Fergus, can you tell us a bit about why you love science and what inspired you to study it?

I always had a natural curiosity for science. When I was young facts and figures is what I thrived on. But as you grown up and study science you realise that it is not all about facts and figures. These details are now just a google away so we no longer need to spend ages trying to learn and remember them. What is much more important is how you go about science. What decisions will you make? What time will you give to it? What are the results likely to be? This decision making process is what I love about doing science now.

Why are science and technology so important in today’s society?

You are reading what I wrote on a computer. Without science, technology and a large dash of curiosity this computer would not exist.
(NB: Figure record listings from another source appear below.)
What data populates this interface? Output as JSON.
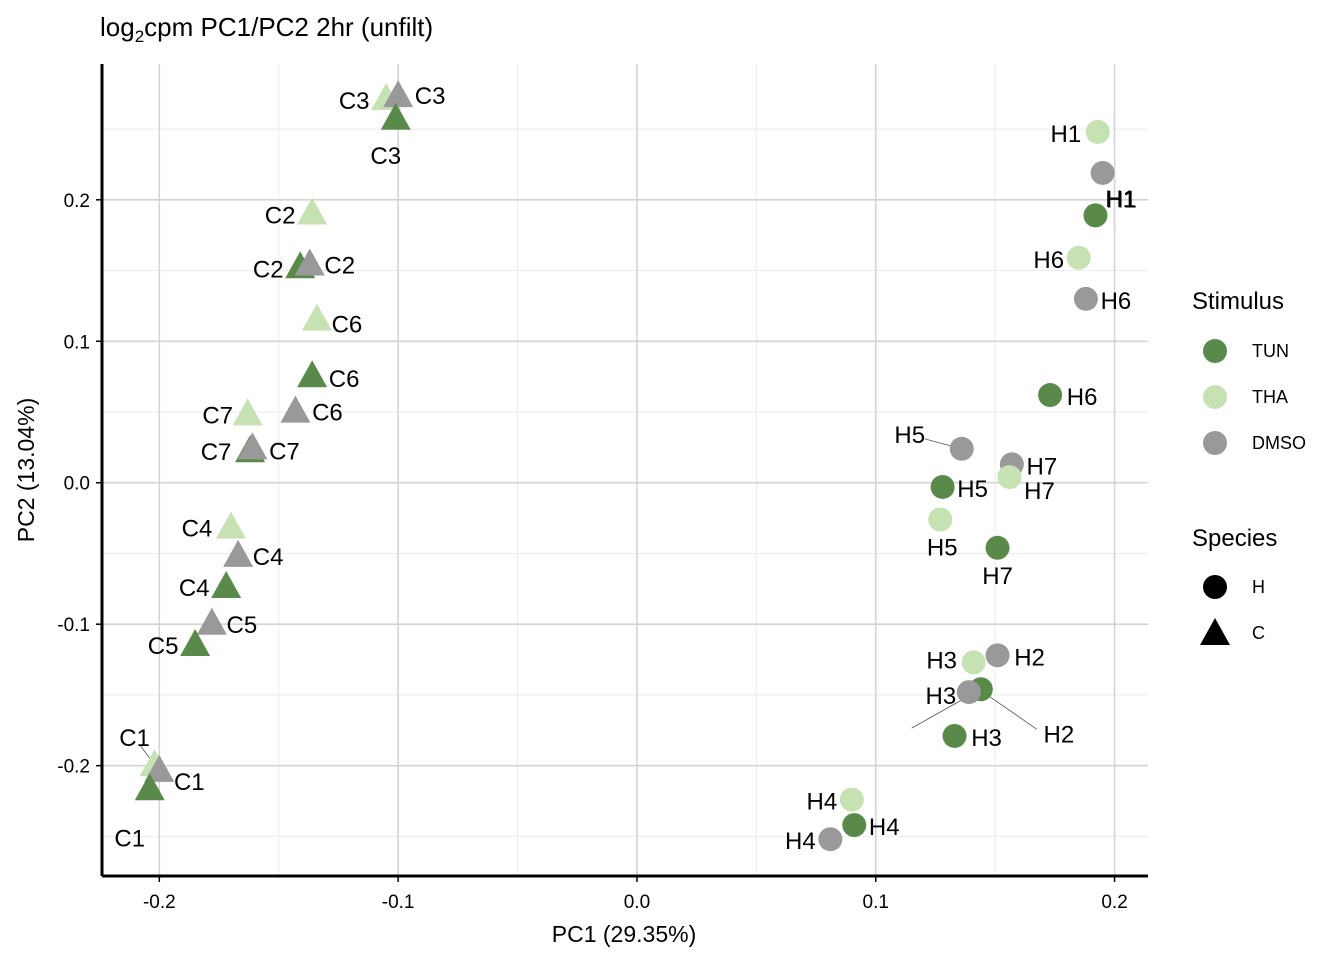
{
  "chart_data": {
    "type": "scatter",
    "title": {
      "main": "log",
      "sub": "2",
      "rest": "cpm PC1/PC2 2hr (unfilt)"
    },
    "xlabel": "PC1 (29.35%)",
    "ylabel": "PC2 (13.04%)",
    "xlim": [
      -0.224,
      0.214
    ],
    "ylim": [
      -0.278,
      0.296
    ],
    "x_ticks": [
      -0.2,
      -0.1,
      0.0,
      0.1,
      0.2
    ],
    "x_tick_labels": [
      "-0.2",
      "-0.1",
      "0.0",
      "0.1",
      "0.2"
    ],
    "y_ticks": [
      -0.2,
      -0.1,
      0.0,
      0.1,
      0.2
    ],
    "y_tick_labels": [
      "-0.2",
      "-0.1",
      "0.0",
      "0.1",
      "0.2"
    ],
    "grid": true,
    "colors": {
      "TUN": "#5a8a4a",
      "THA": "#c6e2b3",
      "DMSO": "#999999"
    },
    "legend": {
      "placement": "right",
      "stimulus_title": "Stimulus",
      "stimulus": [
        "TUN",
        "THA",
        "DMSO"
      ],
      "species_title": "Species",
      "species": [
        "H",
        "C"
      ]
    },
    "points": [
      {
        "label": "C3",
        "stimulus": "THA",
        "species": "C",
        "x": -0.105,
        "y": 0.272
      },
      {
        "label": "C3",
        "stimulus": "DMSO",
        "species": "C",
        "x": -0.1,
        "y": 0.274
      },
      {
        "label": "C3",
        "stimulus": "TUN",
        "species": "C",
        "x": -0.101,
        "y": 0.258
      },
      {
        "label": "C2",
        "stimulus": "THA",
        "species": "C",
        "x": -0.136,
        "y": 0.191
      },
      {
        "label": "C2",
        "stimulus": "TUN",
        "species": "C",
        "x": -0.141,
        "y": 0.153
      },
      {
        "label": "C2",
        "stimulus": "DMSO",
        "species": "C",
        "x": -0.137,
        "y": 0.155
      },
      {
        "label": "C6",
        "stimulus": "THA",
        "species": "C",
        "x": -0.134,
        "y": 0.116
      },
      {
        "label": "C6",
        "stimulus": "TUN",
        "species": "C",
        "x": -0.136,
        "y": 0.076
      },
      {
        "label": "C6",
        "stimulus": "DMSO",
        "species": "C",
        "x": -0.143,
        "y": 0.051
      },
      {
        "label": "C7",
        "stimulus": "THA",
        "species": "C",
        "x": -0.163,
        "y": 0.049
      },
      {
        "label": "C7",
        "stimulus": "TUN",
        "species": "C",
        "x": -0.162,
        "y": 0.023
      },
      {
        "label": "C7",
        "stimulus": "DMSO",
        "species": "C",
        "x": -0.161,
        "y": 0.025
      },
      {
        "label": "C4",
        "stimulus": "THA",
        "species": "C",
        "x": -0.17,
        "y": -0.031
      },
      {
        "label": "C4",
        "stimulus": "DMSO",
        "species": "C",
        "x": -0.167,
        "y": -0.051
      },
      {
        "label": "C4",
        "stimulus": "TUN",
        "species": "C",
        "x": -0.172,
        "y": -0.073
      },
      {
        "label": "C5",
        "stimulus": "DMSO",
        "species": "C",
        "x": -0.178,
        "y": -0.099
      },
      {
        "label": "C5",
        "stimulus": "TUN",
        "species": "C",
        "x": -0.185,
        "y": -0.114
      },
      {
        "label": "C1",
        "stimulus": "THA",
        "species": "C",
        "x": -0.202,
        "y": -0.199
      },
      {
        "label": "C1",
        "stimulus": "DMSO",
        "species": "C",
        "x": -0.2,
        "y": -0.203
      },
      {
        "label": "C1",
        "stimulus": "TUN",
        "species": "C",
        "x": -0.204,
        "y": -0.216
      },
      {
        "label": "H1",
        "stimulus": "THA",
        "species": "H",
        "x": 0.193,
        "y": 0.248
      },
      {
        "label": "H1",
        "stimulus": "DMSO",
        "species": "H",
        "x": 0.195,
        "y": 0.219
      },
      {
        "label": "H1",
        "stimulus": "TUN",
        "species": "H",
        "x": 0.192,
        "y": 0.189
      },
      {
        "label": "H6",
        "stimulus": "THA",
        "species": "H",
        "x": 0.185,
        "y": 0.159
      },
      {
        "label": "H6",
        "stimulus": "DMSO",
        "species": "H",
        "x": 0.188,
        "y": 0.13
      },
      {
        "label": "H6",
        "stimulus": "TUN",
        "species": "H",
        "x": 0.173,
        "y": 0.062
      },
      {
        "label": "H5",
        "stimulus": "DMSO",
        "species": "H",
        "x": 0.136,
        "y": 0.024
      },
      {
        "label": "H7",
        "stimulus": "DMSO",
        "species": "H",
        "x": 0.157,
        "y": 0.013
      },
      {
        "label": "H7",
        "stimulus": "THA",
        "species": "H",
        "x": 0.156,
        "y": 0.004
      },
      {
        "label": "H5",
        "stimulus": "TUN",
        "species": "H",
        "x": 0.128,
        "y": -0.003
      },
      {
        "label": "H5",
        "stimulus": "THA",
        "species": "H",
        "x": 0.127,
        "y": -0.026
      },
      {
        "label": "H7",
        "stimulus": "TUN",
        "species": "H",
        "x": 0.151,
        "y": -0.046
      },
      {
        "label": "H2",
        "stimulus": "DMSO",
        "species": "H",
        "x": 0.151,
        "y": -0.122
      },
      {
        "label": "H3",
        "stimulus": "THA",
        "species": "H",
        "x": 0.141,
        "y": -0.127
      },
      {
        "label": "H2",
        "stimulus": "TUN",
        "species": "H",
        "x": 0.144,
        "y": -0.146
      },
      {
        "label": "H3",
        "stimulus": "DMSO",
        "species": "H",
        "x": 0.139,
        "y": -0.148
      },
      {
        "label": "H3",
        "stimulus": "TUN",
        "species": "H",
        "x": 0.133,
        "y": -0.179
      },
      {
        "label": "H4",
        "stimulus": "THA",
        "species": "H",
        "x": 0.09,
        "y": -0.224
      },
      {
        "label": "H4",
        "stimulus": "TUN",
        "species": "H",
        "x": 0.091,
        "y": -0.242
      },
      {
        "label": "H4",
        "stimulus": "DMSO",
        "species": "H",
        "x": 0.081,
        "y": -0.252
      }
    ]
  }
}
The work that scientists and engineers do is incredibly important to modern life. In fact, without their work, modern life would probably not be very modern!

What area of science are you most passionate about and why?

I like environmental and earth science. Simply put, we have only one earth. We must sustainably live here. This is why I chose to study environmental science at UCC where I got a lot of exposure to how we can best manage the resources that we have such as water and land. I then did my PhD, also in environmental science, on the use of trees to sustainably clean wastewater to protect the environment. Now I work in the Irish Centre for Research in Applied Geosciences. This centre carries out work in to securing supply of energy for Ireland and how we can best manage our raw materials and water resources.

What does it take to be a good science communicator and why is it a vital skill to have?

Top 3 things to have:

1. Guts – you need to be brave enough to go on stage!

2. Enthusiasm – when you speak you must show enthusiasm and passion. Otherwise people will get bored of listening to you.

3. Perspective – can you put yourself in the shoes of the man on the street to make sure that the public will understand the science that you are explaining.